There is a fee to enter Arches National Park, but your admission price buys you and your passengers a seven-day permit -- and it’s used for the maintenance and upkeep of the park property and interpretive services. Here are the updated park entry fees per late August, 2018:

Arches National Park Private Vehicle : $30.0

Private, non-commercial vehicles (15 passenger capacity or less) and all occupants.

Arches National Park Motorcycle : $25.0

One or two passengers on a private, non-commercial motorcycle.

Arches National Park Per Person : $15.0

One individual with no car (bicyclist, hiker, pedestrian). Youth 15 and under are admitted for free.

If you are planning to visit multiple parks, an America the Beautiful Pass may be a worthy investment. For $80, you’ll get a year’s entry to over 2,000 NPS-managed federal recreation areas.

Arches National Park is one of the most iconic American road trip experiences out there, and we can’t wait to learn more about your visit! Tag us in your photos and stories on social media, or send details directly to us at [email protected] for a chance to have your tales shared on our own channels.

Frequently Asked Questions About Arches National Park

What is the best time of year to visit Arches National Park?

The months of April and May, and September and October are the best times of year to visit Arches National Park. The park can get very hot in summer so visiting in these cooler months means you're more likely to enjoy hiking and exploring the park.

How large is Arches National Park?

Arches National Park is 119.8 square miles, or 76,519 acres large. It encompasses more than 2,000 arches although the exact number is constantly changing as old arches fall and new ones form.

Are pets allowed at Arches National Park?

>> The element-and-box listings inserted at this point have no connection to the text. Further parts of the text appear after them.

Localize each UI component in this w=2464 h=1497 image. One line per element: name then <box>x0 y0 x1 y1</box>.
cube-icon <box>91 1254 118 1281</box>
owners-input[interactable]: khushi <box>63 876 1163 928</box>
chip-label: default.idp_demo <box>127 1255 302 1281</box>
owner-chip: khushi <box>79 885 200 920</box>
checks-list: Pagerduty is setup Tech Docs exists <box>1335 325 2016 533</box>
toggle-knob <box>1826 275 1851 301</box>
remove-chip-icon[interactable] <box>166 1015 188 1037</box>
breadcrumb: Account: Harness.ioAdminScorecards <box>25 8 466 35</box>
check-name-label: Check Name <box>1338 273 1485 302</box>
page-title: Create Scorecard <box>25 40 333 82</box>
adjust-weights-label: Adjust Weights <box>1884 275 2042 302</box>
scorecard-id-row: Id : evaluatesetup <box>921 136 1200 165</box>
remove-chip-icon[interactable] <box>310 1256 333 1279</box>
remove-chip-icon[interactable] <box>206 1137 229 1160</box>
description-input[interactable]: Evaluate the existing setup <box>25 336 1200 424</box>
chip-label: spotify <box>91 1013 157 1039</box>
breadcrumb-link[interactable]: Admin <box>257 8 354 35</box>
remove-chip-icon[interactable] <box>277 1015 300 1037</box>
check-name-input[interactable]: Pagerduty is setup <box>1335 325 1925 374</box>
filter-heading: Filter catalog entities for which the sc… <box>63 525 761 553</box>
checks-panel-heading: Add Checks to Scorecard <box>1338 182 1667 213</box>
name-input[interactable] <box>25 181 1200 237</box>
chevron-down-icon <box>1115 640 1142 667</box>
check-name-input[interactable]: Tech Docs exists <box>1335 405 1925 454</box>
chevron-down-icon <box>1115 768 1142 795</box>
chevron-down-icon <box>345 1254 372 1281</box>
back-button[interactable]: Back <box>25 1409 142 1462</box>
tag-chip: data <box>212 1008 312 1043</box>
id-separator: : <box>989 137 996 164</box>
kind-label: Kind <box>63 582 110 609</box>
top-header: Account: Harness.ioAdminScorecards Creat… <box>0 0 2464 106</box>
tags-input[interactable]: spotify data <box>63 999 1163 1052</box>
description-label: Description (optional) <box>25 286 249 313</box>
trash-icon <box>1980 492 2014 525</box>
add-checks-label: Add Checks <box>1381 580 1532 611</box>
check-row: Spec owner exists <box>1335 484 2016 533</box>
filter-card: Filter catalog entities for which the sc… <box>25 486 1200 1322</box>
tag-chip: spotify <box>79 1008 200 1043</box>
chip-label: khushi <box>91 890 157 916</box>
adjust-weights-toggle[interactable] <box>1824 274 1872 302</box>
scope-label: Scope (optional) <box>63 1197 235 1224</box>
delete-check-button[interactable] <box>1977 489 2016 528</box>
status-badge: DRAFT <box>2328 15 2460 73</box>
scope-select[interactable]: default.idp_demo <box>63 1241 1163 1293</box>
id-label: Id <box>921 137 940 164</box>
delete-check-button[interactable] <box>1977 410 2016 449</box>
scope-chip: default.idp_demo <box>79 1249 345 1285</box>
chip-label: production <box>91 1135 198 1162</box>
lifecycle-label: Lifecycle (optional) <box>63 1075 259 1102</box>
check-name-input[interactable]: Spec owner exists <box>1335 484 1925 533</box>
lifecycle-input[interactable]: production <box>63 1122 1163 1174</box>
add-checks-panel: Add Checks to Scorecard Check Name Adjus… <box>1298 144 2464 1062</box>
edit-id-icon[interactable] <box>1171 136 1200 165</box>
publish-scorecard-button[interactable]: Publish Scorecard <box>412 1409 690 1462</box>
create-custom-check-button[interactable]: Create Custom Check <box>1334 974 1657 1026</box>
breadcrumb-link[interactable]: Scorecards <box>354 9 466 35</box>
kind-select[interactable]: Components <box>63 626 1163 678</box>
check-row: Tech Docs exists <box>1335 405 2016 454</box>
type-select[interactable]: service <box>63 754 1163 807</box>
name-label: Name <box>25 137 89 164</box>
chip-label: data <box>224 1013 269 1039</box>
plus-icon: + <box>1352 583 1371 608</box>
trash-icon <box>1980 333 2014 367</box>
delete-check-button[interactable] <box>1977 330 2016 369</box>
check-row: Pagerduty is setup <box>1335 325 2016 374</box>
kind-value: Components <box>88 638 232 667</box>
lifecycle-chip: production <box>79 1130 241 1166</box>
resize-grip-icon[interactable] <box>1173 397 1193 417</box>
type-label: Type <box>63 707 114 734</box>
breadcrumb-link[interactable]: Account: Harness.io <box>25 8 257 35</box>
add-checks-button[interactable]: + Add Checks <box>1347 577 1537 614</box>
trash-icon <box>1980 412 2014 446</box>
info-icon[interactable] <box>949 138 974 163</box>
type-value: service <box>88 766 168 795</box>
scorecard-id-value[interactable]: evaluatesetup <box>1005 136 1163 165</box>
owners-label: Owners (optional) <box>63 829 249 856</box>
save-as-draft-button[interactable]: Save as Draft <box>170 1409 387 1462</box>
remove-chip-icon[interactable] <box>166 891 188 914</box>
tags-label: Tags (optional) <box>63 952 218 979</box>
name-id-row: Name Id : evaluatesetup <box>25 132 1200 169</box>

Pets are allowed at Arches National Park. Leashed pets can walk with owners on established roads, parking areas, campgrounds, and picnic areas. They are not allowed on hiking trails or anywhere off-trail. Pets also aren't allowed in park buildings. Pets cannot be left unattended in vehicles, and the extreme heat at the park makes that a very dangerous practice.

What are the top things to do in Arches National Park?

The top things to do at Arches National Park include visiting Landscape Arch, North America's longest arch. Be sure to check out Balanced Rock, the Windows Section, and the Arches Visitor Center to learn more about the park.

Are there designated camping spots in Arches National Park?

There is one campground in Arches National Park. Devils Garden Campground has drinking water, picnic tables, grills, and flush toilets. There are no RV hookups at the campground. There are many more campgrounds outside the park and in the nearby town of Moab.